The logarithmic scoring rule is a scoring rule used to measure how well a given assignment of probabilities to values of a random variable performs on some real-world instances of the random variable. Explicitly, consider a random variable X that can take n distinct values 1,2,\dots,n. Suppose we estimate probabilities p_1,p_2,\dots,p_n for these values respectively (with p_i \in [0,1], \sum_{i=1}^n p_i = 1). The logarithmic scoring rule works as follows: for every instance of the random variable X, we assign score equal to the negative of the logarithm of the corresponding probability p_i. Explicitly, if the instances are X_1,X_2,\dots,X_m, the total score is:

\sum_{j=1}^m -\ln(p_{X_j})

Note that the base of the logarithms does not matter: it could be any fixed number greater than 1.
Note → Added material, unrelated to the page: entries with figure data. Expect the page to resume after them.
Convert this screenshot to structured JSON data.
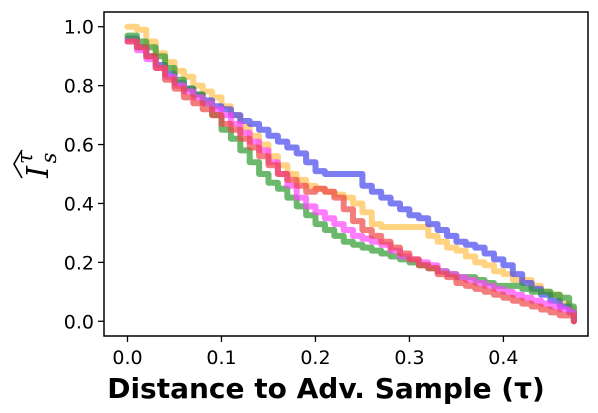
{
  "chart_data": {
    "type": "line",
    "xlabel": "Distance to Adv. Sample (τ)",
    "ylabel": {
      "main": "I",
      "superscript": "τ",
      "subscript": "s"
    },
    "xlim": [
      -0.025,
      0.49
    ],
    "ylim": [
      -0.05,
      1.05
    ],
    "x_ticks": [
      "0.0",
      "0.1",
      "0.2",
      "0.3",
      "0.4"
    ],
    "y_ticks": [
      "0.0",
      "0.2",
      "0.4",
      "0.6",
      "0.8",
      "1.0"
    ],
    "grid": false,
    "series": [
      {
        "color": "#ffc04d",
        "x": [
          0.0,
          0.01,
          0.02,
          0.03,
          0.04,
          0.05,
          0.06,
          0.07,
          0.08,
          0.09,
          0.1,
          0.11,
          0.12,
          0.13,
          0.14,
          0.15,
          0.16,
          0.17,
          0.18,
          0.19,
          0.2,
          0.21,
          0.22,
          0.23,
          0.24,
          0.25,
          0.26,
          0.27,
          0.28,
          0.29,
          0.3,
          0.31,
          0.32,
          0.33,
          0.34,
          0.35,
          0.36,
          0.37,
          0.38,
          0.39,
          0.4,
          0.41,
          0.42,
          0.43,
          0.44,
          0.45,
          0.46,
          0.47,
          0.475
        ],
        "y": [
          1.0,
          0.99,
          0.95,
          0.91,
          0.88,
          0.85,
          0.83,
          0.8,
          0.78,
          0.76,
          0.73,
          0.7,
          0.66,
          0.63,
          0.6,
          0.56,
          0.53,
          0.5,
          0.48,
          0.46,
          0.45,
          0.44,
          0.43,
          0.42,
          0.4,
          0.37,
          0.33,
          0.32,
          0.32,
          0.32,
          0.32,
          0.32,
          0.29,
          0.27,
          0.25,
          0.24,
          0.22,
          0.2,
          0.19,
          0.17,
          0.16,
          0.14,
          0.14,
          0.12,
          0.1,
          0.09,
          0.06,
          0.04,
          0.0
        ]
      },
      {
        "color": "#4444ee",
        "x": [
          0.0,
          0.01,
          0.02,
          0.03,
          0.04,
          0.05,
          0.06,
          0.07,
          0.08,
          0.09,
          0.1,
          0.11,
          0.12,
          0.13,
          0.14,
          0.15,
          0.16,
          0.17,
          0.18,
          0.19,
          0.2,
          0.21,
          0.22,
          0.23,
          0.24,
          0.25,
          0.26,
          0.27,
          0.28,
          0.29,
          0.3,
          0.31,
          0.32,
          0.33,
          0.34,
          0.35,
          0.36,
          0.37,
          0.38,
          0.39,
          0.4,
          0.41,
          0.42,
          0.43,
          0.44,
          0.45,
          0.46,
          0.47,
          0.475
        ],
        "y": [
          0.96,
          0.93,
          0.9,
          0.87,
          0.84,
          0.81,
          0.79,
          0.77,
          0.75,
          0.73,
          0.72,
          0.7,
          0.68,
          0.67,
          0.65,
          0.63,
          0.61,
          0.59,
          0.57,
          0.54,
          0.51,
          0.5,
          0.5,
          0.5,
          0.5,
          0.46,
          0.44,
          0.42,
          0.4,
          0.38,
          0.36,
          0.35,
          0.33,
          0.31,
          0.29,
          0.27,
          0.26,
          0.25,
          0.23,
          0.21,
          0.19,
          0.16,
          0.13,
          0.11,
          0.09,
          0.07,
          0.05,
          0.03,
          0.0
        ]
      },
      {
        "color": "#2e9a2e",
        "x": [
          0.0,
          0.01,
          0.02,
          0.03,
          0.04,
          0.05,
          0.06,
          0.07,
          0.08,
          0.09,
          0.1,
          0.11,
          0.12,
          0.13,
          0.14,
          0.15,
          0.16,
          0.17,
          0.18,
          0.19,
          0.2,
          0.21,
          0.22,
          0.23,
          0.24,
          0.25,
          0.26,
          0.27,
          0.28,
          0.29,
          0.3,
          0.31,
          0.32,
          0.33,
          0.34,
          0.35,
          0.36,
          0.37,
          0.38,
          0.39,
          0.4,
          0.41,
          0.42,
          0.43,
          0.44,
          0.45,
          0.46,
          0.47,
          0.475
        ],
        "y": [
          0.97,
          0.95,
          0.93,
          0.9,
          0.86,
          0.82,
          0.79,
          0.77,
          0.74,
          0.7,
          0.65,
          0.62,
          0.58,
          0.54,
          0.5,
          0.47,
          0.45,
          0.42,
          0.39,
          0.36,
          0.33,
          0.31,
          0.29,
          0.27,
          0.26,
          0.25,
          0.24,
          0.23,
          0.22,
          0.21,
          0.2,
          0.19,
          0.18,
          0.17,
          0.16,
          0.15,
          0.15,
          0.14,
          0.13,
          0.12,
          0.12,
          0.12,
          0.11,
          0.1,
          0.1,
          0.09,
          0.08,
          0.05,
          0.0
        ]
      },
      {
        "color": "#ff44ff",
        "x": [
          0.0,
          0.01,
          0.02,
          0.03,
          0.04,
          0.05,
          0.06,
          0.07,
          0.08,
          0.09,
          0.1,
          0.11,
          0.12,
          0.13,
          0.14,
          0.15,
          0.16,
          0.17,
          0.18,
          0.19,
          0.2,
          0.21,
          0.22,
          0.23,
          0.24,
          0.25,
          0.26,
          0.27,
          0.28,
          0.29,
          0.3,
          0.31,
          0.32,
          0.33,
          0.34,
          0.35,
          0.36,
          0.37,
          0.38,
          0.39,
          0.4,
          0.41,
          0.42,
          0.43,
          0.44,
          0.45,
          0.46,
          0.47,
          0.475
        ],
        "y": [
          0.95,
          0.92,
          0.89,
          0.86,
          0.83,
          0.8,
          0.78,
          0.76,
          0.74,
          0.72,
          0.7,
          0.67,
          0.64,
          0.61,
          0.58,
          0.54,
          0.5,
          0.46,
          0.42,
          0.39,
          0.37,
          0.35,
          0.33,
          0.31,
          0.29,
          0.28,
          0.27,
          0.26,
          0.24,
          0.22,
          0.21,
          0.2,
          0.19,
          0.17,
          0.16,
          0.15,
          0.14,
          0.13,
          0.12,
          0.11,
          0.1,
          0.09,
          0.08,
          0.07,
          0.06,
          0.05,
          0.04,
          0.03,
          0.0
        ]
      },
      {
        "color": "#ee4444",
        "x": [
          0.0,
          0.01,
          0.02,
          0.03,
          0.04,
          0.05,
          0.06,
          0.07,
          0.08,
          0.09,
          0.1,
          0.11,
          0.12,
          0.13,
          0.14,
          0.15,
          0.16,
          0.17,
          0.18,
          0.19,
          0.2,
          0.21,
          0.22,
          0.23,
          0.24,
          0.25,
          0.26,
          0.27,
          0.28,
          0.29,
          0.3,
          0.31,
          0.32,
          0.33,
          0.34,
          0.35,
          0.36,
          0.37,
          0.38,
          0.39,
          0.4,
          0.41,
          0.42,
          0.43,
          0.44,
          0.45,
          0.46,
          0.47,
          0.475
        ],
        "y": [
          0.95,
          0.93,
          0.9,
          0.86,
          0.82,
          0.79,
          0.76,
          0.74,
          0.72,
          0.7,
          0.67,
          0.65,
          0.62,
          0.59,
          0.56,
          0.53,
          0.5,
          0.48,
          0.46,
          0.44,
          0.45,
          0.44,
          0.42,
          0.38,
          0.34,
          0.31,
          0.29,
          0.27,
          0.25,
          0.23,
          0.21,
          0.19,
          0.18,
          0.16,
          0.15,
          0.13,
          0.12,
          0.11,
          0.1,
          0.09,
          0.08,
          0.07,
          0.06,
          0.05,
          0.04,
          0.03,
          0.02,
          0.02,
          0.0
        ]
      }
    ]
  }
}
The smaller the value of the score with the logarithmic scoring rule, the better the assignment of probabilities has performed according to the rule.

Facts

  • Logarithmic scoring rule is proper: In expectation, if the actual probabilities of the values are q_1,q_2,\dots,q_n respectively, then the choice of values that minimizes our expected score is p_1 = q_1, p_2 = q_2, \dots, p_n = q_n.

Relation with logarithmic loss functions in logistic regression

The logarithmic loss function used in logistic regression relies on the logarithmic scoring rule, but with the following twist: the probabilities are not fixed numbers, but themselves depend on parameters that vary with the random instances that we are presented.